Mountain Hardwear Stretch Ozonic Pant
Like the rain jacket, having a solid pair of waterproof pants is essential for hiking in wet conditions. These pants are lightweight, have an elastic waistband, and have zippers up the sides, making them breathable and easy to pull on and off as needed. They also worked well to protect me from the biting wind, and I ended up wearing them on cold days, wet or dry.
Mountain Hardwear Stretch Tank
Although it was too cold to hike in a tank, the Stretch Tanklette was a great bottom layer and a good option for warmer nights in the hut. This tank has a flattering fit, and the warp-knit fabric works to efficiently wick sweat away.
Marmot Mariposa Short-Sleeve & Long-Sleeve
Made from an ultralight polyester knit blend, the Mariposa was perfect for hiking in, as it was breathable, wicked away sweat, and dried quickly. The Microban-treated fabric also helped keep the stink away, which was much appreciated on a 12-day trip. I alternated between the short- and long-sleeve depending on the weather.
Marmot Mountain Active Tight
When you spend 12 days hiking in cold weather, a solid pair of tights is a must. Featuring lightweight, stretchy fabric, a three-layer waistband, zippered hand pockets, and UPF 50+ protection, the Mountain Active tights kept me warm and comfy during long days on the trail.
Patagonia Down Sweater Jacket
On a cold weather trip, a down jacket quickly becomes your best friend. Made from a 100% recycled shell fabric, this 800-fill down jacket (available for men, too) sports a front zipper, handwarmer pockets, adjustable hem, a wicking interior storm flap, and it packs down into a built-in stuff sack.
Patagonia R1 Air Zip-Neck
I’ve worn Patagonia’s fleeces in the past, but I chose the Air Zip-Neck because it’s more lightweight and packable than other options, while still remaining warm. Made from 100% recycled polyester, the fleece is breathable and dries quickly, making it perfect for a cold weather trek.
Patagonia Nine Trails Shorts
Lightweight and packable, the Trail Shorts were super comfy (I used them at night for sleeping). And the built-in underwear was appreciated with my minimalist packing approach.
Patagonia Capilene Cool Daily Shirt
This lightweight yet breathable shirt doubled as a trail shirt and pajamas on the trek. The quick-drying stretch fabric was perfect for storms, and the odor control was essential for sweatier days.

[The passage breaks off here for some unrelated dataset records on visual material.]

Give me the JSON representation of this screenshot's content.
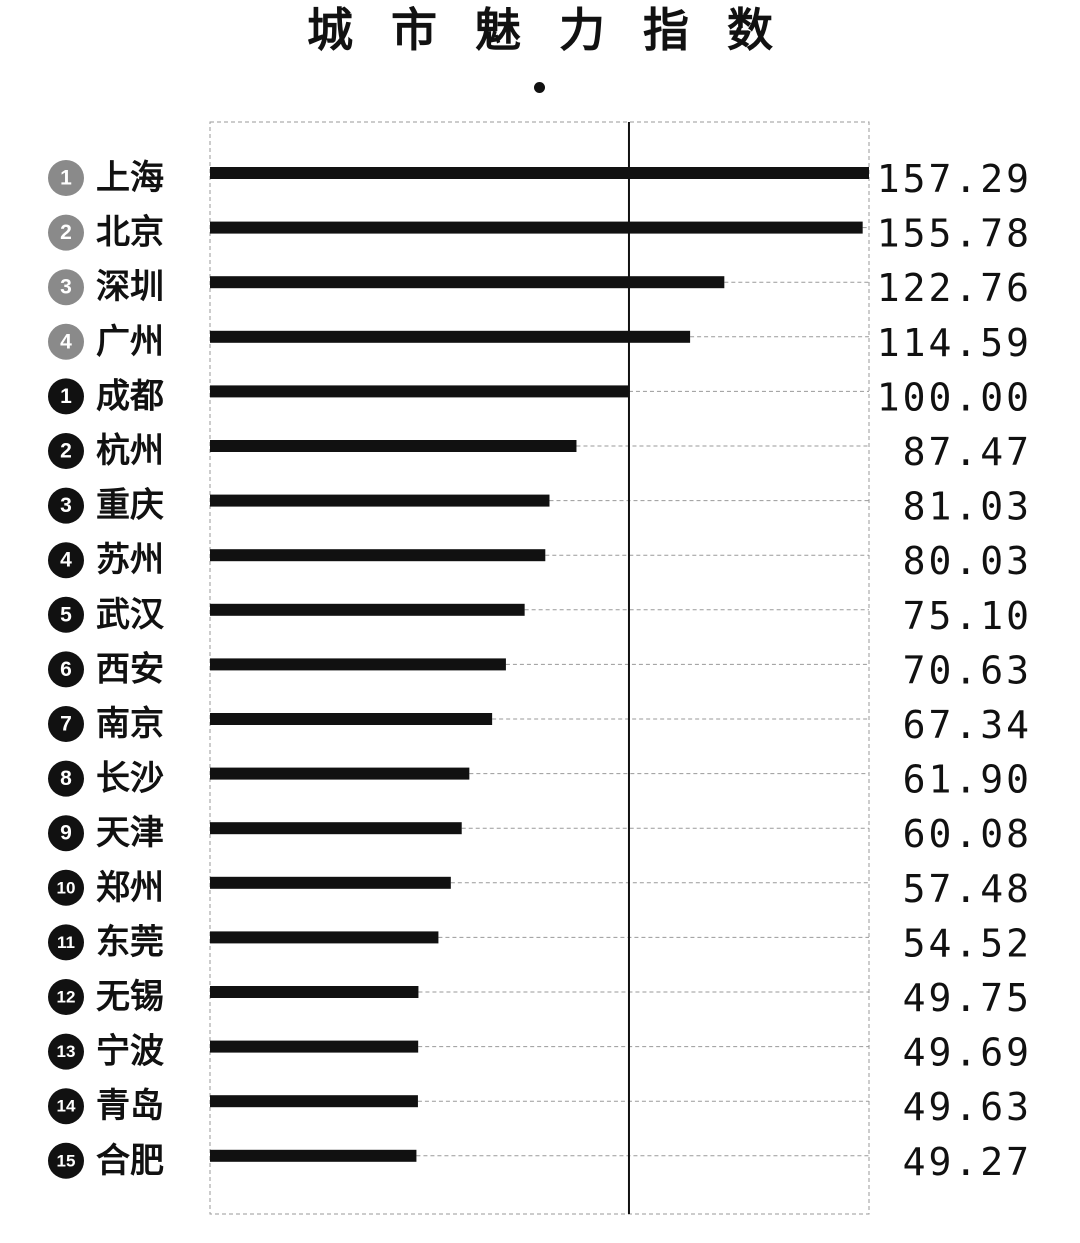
{
  "title": "城市魅力指数",
  "colors": {
    "bar": "#111111",
    "top_badge": "#8a8a8a",
    "rank_badge": "#111111",
    "grid": "#9a9a9a",
    "reference_line": "#111111"
  },
  "chart_data": {
    "type": "bar",
    "orientation": "horizontal",
    "title": "城市魅力指数",
    "reference_value": 100,
    "xlim": [
      0,
      157.29
    ],
    "grid": true,
    "categories": [
      "上海",
      "北京",
      "深圳",
      "广州",
      "成都",
      "杭州",
      "重庆",
      "苏州",
      "武汉",
      "西安",
      "南京",
      "长沙",
      "天津",
      "郑州",
      "东莞",
      "无锡",
      "宁波",
      "青岛",
      "合肥"
    ],
    "values": [
      157.29,
      155.78,
      122.76,
      114.59,
      100.0,
      87.47,
      81.03,
      80.03,
      75.1,
      70.63,
      67.34,
      61.9,
      60.08,
      57.48,
      54.52,
      49.75,
      49.69,
      49.63,
      49.27
    ],
    "value_labels": [
      "157.29",
      "155.78",
      "122.76",
      "114.59",
      "100.00",
      "87.47",
      "81.03",
      "80.03",
      "75.10",
      "70.63",
      "67.34",
      "61.90",
      "60.08",
      "57.48",
      "54.52",
      "49.75",
      "49.69",
      "49.63",
      "49.27"
    ],
    "ranks": [
      "1",
      "2",
      "3",
      "4",
      "1",
      "2",
      "3",
      "4",
      "5",
      "6",
      "7",
      "8",
      "9",
      "10",
      "11",
      "12",
      "13",
      "14",
      "15"
    ],
    "rank_groups": [
      "top",
      "top",
      "top",
      "top",
      "new",
      "new",
      "new",
      "new",
      "new",
      "new",
      "new",
      "new",
      "new",
      "new",
      "new",
      "new",
      "new",
      "new",
      "new"
    ]
  }
}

The North Face Skeena Sandal
Although I didn’t do any of my hiking in sandals, they were essential for river crossings. Made from 100% recycled nylon uppers, these sandals are super lightweight and easy to take on and off, making them a great option for transitions in and out of crossings.
Vasque Sunsetter NTX
These boots are well-made, waterproof, and cute, so I was excited to take them to Iceland. Unfortunately, the fit wasn’t ideal for my foot, but they did wonders in keeping my feet warm and dry.
Miscellaneous accessory gear included The North Face Class V Brimmer hat, Smartwool Merino Beanie, Smartwool Merino Gloves, and Smartwool Hike Light Cushion Mid Crew Socks.